Obudził mnie budzik Marka. Pamiętam, że mieli nagrywać dzisiaj nowy film. Nie pamiętam o czym. Po jakimś czasie, nie znam się na zegarze, mieliśmy razem z kotem i z chłopakami iść do lasu nagrać film. No dobra. Łukasz udawał, że znajduje tego kota. Marek, że jest na niego wkurzony. Było dobrze. Ale potem Marek chciał żebyśmy się razem bawili. Nie ma opcji. Na szczęście potem odrazu poszliśmy do domu.

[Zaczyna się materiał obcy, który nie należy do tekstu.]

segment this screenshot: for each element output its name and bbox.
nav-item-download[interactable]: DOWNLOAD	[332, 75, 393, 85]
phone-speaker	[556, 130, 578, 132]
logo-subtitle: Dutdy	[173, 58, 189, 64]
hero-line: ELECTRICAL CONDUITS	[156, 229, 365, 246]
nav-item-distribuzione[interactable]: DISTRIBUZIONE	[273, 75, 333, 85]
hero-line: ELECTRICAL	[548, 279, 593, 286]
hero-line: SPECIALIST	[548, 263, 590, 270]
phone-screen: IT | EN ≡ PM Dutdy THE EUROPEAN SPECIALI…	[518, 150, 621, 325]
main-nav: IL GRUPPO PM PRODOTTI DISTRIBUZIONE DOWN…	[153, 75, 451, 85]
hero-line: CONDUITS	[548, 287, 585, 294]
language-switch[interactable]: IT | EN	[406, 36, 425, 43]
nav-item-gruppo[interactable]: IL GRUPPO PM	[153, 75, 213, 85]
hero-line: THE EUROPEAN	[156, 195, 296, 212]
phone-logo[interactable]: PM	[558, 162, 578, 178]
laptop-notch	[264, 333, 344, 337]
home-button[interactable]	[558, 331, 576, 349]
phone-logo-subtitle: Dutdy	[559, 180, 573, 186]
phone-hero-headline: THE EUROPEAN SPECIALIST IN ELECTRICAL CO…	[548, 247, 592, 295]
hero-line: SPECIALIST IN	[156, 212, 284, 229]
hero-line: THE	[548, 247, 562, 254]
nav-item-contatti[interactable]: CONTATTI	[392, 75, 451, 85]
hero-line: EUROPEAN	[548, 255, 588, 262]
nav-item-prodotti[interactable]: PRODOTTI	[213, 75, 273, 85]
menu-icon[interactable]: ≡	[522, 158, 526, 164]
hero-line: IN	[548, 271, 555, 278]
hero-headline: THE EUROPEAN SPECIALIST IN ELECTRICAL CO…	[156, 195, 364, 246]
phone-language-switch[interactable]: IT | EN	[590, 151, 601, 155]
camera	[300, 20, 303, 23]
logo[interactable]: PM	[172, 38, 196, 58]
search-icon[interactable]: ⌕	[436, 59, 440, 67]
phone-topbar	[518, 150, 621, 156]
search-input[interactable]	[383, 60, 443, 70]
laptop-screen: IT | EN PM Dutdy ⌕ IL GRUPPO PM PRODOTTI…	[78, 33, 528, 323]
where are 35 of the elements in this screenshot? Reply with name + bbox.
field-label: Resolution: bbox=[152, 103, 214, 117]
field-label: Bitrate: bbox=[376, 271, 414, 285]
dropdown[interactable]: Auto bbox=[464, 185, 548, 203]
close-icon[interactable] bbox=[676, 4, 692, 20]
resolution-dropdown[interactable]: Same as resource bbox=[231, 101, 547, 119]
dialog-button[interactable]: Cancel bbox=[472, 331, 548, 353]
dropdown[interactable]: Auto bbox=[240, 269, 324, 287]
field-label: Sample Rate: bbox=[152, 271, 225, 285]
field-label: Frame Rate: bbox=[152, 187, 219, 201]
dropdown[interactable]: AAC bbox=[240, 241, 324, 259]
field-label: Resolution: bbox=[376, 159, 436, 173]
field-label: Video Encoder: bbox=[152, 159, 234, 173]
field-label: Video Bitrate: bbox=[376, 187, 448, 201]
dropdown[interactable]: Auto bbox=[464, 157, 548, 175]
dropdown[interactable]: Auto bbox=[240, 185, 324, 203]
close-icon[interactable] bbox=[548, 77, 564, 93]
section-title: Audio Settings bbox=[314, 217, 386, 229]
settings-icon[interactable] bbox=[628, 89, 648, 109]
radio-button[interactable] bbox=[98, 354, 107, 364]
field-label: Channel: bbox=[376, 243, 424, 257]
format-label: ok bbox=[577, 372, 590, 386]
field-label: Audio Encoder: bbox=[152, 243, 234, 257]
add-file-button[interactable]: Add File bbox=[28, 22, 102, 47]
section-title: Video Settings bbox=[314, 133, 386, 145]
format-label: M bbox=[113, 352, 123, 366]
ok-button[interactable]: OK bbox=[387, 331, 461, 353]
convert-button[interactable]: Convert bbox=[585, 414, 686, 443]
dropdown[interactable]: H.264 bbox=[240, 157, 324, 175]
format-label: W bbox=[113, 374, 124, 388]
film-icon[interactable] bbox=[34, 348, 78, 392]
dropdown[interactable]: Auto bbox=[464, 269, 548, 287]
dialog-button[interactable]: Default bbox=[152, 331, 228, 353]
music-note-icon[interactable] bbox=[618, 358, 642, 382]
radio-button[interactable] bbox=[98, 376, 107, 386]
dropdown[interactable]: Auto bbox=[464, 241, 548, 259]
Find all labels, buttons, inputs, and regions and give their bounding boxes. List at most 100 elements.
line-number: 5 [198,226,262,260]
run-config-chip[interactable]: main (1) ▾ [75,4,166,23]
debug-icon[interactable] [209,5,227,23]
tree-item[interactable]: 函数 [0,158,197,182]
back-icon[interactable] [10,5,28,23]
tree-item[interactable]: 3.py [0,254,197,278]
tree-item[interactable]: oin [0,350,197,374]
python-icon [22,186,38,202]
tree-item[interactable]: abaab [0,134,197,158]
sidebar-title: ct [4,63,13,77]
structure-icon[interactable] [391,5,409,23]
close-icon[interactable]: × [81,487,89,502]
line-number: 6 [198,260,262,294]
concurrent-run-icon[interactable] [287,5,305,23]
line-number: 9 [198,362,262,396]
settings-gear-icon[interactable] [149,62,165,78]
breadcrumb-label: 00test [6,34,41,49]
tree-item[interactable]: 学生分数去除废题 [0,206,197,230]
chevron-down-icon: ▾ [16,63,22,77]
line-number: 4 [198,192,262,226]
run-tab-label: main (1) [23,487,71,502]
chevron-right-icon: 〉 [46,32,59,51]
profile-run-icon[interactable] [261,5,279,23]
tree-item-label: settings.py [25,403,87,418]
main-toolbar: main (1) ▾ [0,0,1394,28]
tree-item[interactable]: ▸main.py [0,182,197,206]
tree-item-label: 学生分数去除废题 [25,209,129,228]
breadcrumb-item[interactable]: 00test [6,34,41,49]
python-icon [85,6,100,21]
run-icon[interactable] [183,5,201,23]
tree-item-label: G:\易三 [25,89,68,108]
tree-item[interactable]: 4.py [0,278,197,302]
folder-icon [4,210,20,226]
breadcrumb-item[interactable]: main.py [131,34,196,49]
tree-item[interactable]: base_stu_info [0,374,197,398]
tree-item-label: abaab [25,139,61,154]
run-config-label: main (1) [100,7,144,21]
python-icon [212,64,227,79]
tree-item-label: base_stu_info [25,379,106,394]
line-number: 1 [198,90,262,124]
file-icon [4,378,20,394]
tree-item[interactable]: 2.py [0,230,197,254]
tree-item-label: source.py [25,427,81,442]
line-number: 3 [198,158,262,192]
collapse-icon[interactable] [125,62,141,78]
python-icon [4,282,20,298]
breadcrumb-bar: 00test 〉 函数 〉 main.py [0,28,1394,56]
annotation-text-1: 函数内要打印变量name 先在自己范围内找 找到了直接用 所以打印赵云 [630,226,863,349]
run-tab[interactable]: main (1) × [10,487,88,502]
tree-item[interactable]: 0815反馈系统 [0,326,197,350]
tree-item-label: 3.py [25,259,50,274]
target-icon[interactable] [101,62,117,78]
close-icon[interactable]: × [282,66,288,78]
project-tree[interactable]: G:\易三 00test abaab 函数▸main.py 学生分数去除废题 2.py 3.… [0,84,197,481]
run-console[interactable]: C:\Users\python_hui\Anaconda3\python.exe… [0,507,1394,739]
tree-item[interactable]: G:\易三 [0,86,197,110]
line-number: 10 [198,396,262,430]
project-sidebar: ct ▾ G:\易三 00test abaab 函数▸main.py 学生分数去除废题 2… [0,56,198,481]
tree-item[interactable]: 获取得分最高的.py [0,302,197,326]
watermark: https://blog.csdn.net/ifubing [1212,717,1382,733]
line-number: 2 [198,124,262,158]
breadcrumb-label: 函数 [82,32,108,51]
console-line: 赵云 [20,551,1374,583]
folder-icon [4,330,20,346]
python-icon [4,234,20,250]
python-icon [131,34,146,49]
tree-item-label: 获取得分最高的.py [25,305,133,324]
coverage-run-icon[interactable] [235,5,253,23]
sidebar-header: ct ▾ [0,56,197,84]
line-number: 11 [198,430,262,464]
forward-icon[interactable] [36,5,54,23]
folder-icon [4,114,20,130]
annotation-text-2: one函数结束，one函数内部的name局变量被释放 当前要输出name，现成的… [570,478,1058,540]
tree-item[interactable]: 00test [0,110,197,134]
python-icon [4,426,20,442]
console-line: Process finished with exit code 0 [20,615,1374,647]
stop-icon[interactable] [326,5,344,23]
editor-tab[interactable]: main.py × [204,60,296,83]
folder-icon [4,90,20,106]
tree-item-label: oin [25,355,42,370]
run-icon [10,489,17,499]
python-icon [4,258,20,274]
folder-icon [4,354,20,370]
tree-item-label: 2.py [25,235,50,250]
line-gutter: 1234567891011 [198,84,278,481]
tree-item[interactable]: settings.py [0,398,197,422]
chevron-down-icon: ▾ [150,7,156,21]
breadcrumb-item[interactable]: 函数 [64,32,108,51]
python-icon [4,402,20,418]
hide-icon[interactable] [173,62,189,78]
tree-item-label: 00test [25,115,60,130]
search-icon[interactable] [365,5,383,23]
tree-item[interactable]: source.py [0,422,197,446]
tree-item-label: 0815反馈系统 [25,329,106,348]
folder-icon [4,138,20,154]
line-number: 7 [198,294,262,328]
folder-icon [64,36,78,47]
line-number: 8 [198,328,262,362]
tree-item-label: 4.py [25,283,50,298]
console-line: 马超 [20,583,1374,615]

Na potrzeby filmu Marek dał mu mój kawior. Z jednej strony go nie lubię, a z drugiej strony skręcało mnie, że przybłeda je kawior z 300 złotych. Ale to co zrobił Łukasz było przegięciem. Kiedy Marek poszedł gdzieś na chwilę, on dał kurduplowi moją zwykłą karmę w fioletowych saszetkach. Kiedy skończyli to nagrywać, Marek chwycił kota i coś mówił do kamery. Wtedy kot go zaczął drapać. Zaczęłam miauczeć żeby przestał. Wtedy Łukasz go wziął. Jego to wszystkie koty lubią. Kiedyś Marek mówił, że dziewczyny też go kochają. Mówił to tak jakby był zazdrosny. Na szczęście w miarę szybko skończyliśmy nagrywanie. Potem Kasia, kucharka Marka, przygotowała nam jedzenie i znowu dostałam kawior. Później Łukasz montował film, a ja z Markiem bawiliśmy się i oglądaliśmy Animal Planet.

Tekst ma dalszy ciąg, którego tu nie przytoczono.